Public monuments usually achieve power by being imperious, overwhelming in size, distant, and above the observer. The Lexington Women’s Monument is on the ground level with figures in a more human scale. The monument is approachable, and simultaneously intimate, friendly, diverse, joyous, and serious. It is strong and powerful in its eloquence.
Ms. Bergmann has taken the classic sculptural technique of the frieze and used it in a most innovative manner. The frieze is a very familiar sculptural style that uses perspective to create a broad scene. The frieze technique is commonly found in Greek or Roman stone sculpture on buildings or sarcophagi or the incredible wood carvings on panels of the Italian Renaissance.
However, these friezes are all carved on solid panels and meant to be viewed from one side only. Meredith Bergmann has taken this technique and moved beyond the limitations of a solid panel that constrained the observer’s point of view. There are ten silhouettes; however, the characters on each side are very different. There are 20 different people. The sculptor had basically invented the two-sided frieze.
If viewed as a whole, the monument has an open, light, and airy feeling, full of detail, suggestive of a framed lace curtain. The powerful messages of the significant accomplishments of those portrayed are gently interwoven within the suggestion of a traditional feminine domestic artifact.
There are so many diverse women who are represented in the monument that every viewer will identify as fitting somewhere within the group. It does not matter whether one identifies with a specific individual, the sculpture is of all women and their aspirations.
The sculpture represents the diversity of women, their struggle for equity, and includes the observers by absorbing them into the sculpture. When I stood in the archway and held hands with the figures, they were also holding my hand as if to say, “We did it. You can too. We’ve got your back.”

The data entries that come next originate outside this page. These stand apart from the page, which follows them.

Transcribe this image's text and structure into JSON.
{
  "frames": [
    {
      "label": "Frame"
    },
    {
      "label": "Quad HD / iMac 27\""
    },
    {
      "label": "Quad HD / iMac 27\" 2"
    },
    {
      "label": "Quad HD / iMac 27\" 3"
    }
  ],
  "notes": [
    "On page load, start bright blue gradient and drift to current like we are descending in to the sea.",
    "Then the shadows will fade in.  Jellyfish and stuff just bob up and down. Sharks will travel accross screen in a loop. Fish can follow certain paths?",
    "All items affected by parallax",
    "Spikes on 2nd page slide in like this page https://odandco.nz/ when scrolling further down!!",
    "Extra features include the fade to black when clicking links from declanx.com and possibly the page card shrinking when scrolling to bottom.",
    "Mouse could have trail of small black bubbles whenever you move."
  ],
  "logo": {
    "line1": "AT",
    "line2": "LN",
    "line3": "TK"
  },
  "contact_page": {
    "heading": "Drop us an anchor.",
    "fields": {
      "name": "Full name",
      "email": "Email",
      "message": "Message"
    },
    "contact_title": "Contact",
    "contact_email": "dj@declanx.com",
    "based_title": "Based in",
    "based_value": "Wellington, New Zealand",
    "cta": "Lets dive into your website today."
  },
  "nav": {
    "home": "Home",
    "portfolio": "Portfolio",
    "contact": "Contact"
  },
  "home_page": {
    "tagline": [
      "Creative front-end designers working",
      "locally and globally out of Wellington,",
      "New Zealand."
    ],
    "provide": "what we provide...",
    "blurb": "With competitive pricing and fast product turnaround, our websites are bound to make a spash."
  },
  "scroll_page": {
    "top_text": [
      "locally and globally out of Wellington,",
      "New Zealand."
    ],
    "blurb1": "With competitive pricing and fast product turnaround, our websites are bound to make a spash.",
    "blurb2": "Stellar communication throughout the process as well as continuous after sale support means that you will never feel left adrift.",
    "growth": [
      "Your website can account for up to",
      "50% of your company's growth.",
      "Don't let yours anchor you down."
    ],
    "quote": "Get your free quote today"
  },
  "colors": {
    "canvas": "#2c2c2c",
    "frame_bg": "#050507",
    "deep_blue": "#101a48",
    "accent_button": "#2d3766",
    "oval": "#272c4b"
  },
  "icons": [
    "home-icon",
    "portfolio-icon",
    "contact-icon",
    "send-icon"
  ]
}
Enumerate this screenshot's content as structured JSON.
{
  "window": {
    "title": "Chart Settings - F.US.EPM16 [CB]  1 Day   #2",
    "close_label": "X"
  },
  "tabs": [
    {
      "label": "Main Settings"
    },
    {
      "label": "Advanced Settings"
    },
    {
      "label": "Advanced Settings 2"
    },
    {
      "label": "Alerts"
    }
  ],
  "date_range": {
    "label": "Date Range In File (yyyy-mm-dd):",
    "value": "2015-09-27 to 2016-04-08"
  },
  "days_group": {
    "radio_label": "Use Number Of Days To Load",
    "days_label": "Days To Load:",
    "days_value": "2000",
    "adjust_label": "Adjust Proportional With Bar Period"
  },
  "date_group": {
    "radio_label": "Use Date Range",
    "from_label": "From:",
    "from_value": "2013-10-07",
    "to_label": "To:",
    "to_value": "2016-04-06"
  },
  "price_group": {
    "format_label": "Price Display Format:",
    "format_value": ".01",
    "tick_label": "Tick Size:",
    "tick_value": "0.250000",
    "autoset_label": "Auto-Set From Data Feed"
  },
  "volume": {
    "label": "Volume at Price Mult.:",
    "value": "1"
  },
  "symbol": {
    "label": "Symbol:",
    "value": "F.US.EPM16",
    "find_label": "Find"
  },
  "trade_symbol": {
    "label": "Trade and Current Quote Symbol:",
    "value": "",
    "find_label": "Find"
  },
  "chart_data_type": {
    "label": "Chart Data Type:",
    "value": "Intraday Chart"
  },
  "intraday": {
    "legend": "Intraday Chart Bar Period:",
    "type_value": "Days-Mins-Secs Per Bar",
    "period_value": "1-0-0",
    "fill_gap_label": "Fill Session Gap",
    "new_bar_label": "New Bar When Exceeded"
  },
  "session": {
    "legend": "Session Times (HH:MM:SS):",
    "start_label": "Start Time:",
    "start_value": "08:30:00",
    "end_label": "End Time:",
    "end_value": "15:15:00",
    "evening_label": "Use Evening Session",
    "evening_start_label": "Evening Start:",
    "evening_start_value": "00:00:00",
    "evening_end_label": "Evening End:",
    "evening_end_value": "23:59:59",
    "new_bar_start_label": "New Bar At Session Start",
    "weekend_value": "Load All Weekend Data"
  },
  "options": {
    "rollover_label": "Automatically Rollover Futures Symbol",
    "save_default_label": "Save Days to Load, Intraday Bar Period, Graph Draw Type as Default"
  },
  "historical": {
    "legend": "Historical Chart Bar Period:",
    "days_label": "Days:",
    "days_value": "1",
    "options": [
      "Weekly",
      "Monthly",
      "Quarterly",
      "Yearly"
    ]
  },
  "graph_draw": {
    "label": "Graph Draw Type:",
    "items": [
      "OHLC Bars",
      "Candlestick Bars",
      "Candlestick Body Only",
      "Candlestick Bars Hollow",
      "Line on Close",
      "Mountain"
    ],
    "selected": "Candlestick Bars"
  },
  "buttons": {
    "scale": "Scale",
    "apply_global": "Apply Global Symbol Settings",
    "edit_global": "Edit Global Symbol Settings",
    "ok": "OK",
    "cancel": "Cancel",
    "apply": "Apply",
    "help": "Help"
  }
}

This work of art goes beyond individual portrayals, historical stories, and symbolic details. It is a complex, intriguing, elegant sculpture. There is an innovative use of space, simultaneously delicate and majestic, three-dimensional and flat. If you walk around the plaza to see the other side, halfway there, especially from a distance, this large complex array disappears into a tall stick in the air. The silhouette is only of a square, 4-inch pole.
To me this is symbolic of the typical roles of women in my youth and throughout history. It was not unusual for a woman, generally invisible in a domestic role, to suddenly have to step up in a crisis and take over. In addition to running the house and raising the family, a wife suddenly had to manage a business, run a farm, or get a traditionally man’s job when the men went to war, had out of town duties, got sick or died. When the men returned, society assumed, in fact demanded, that the women would just reabsorb back to their traditional domestic role.
As you walk around the monument on the grass outside the plaza, the women are there, then disappear and re-emerge – echoing the periodic needs, especially in a crisis, for the versatility, stamina, and management skills of “the weaker sex.”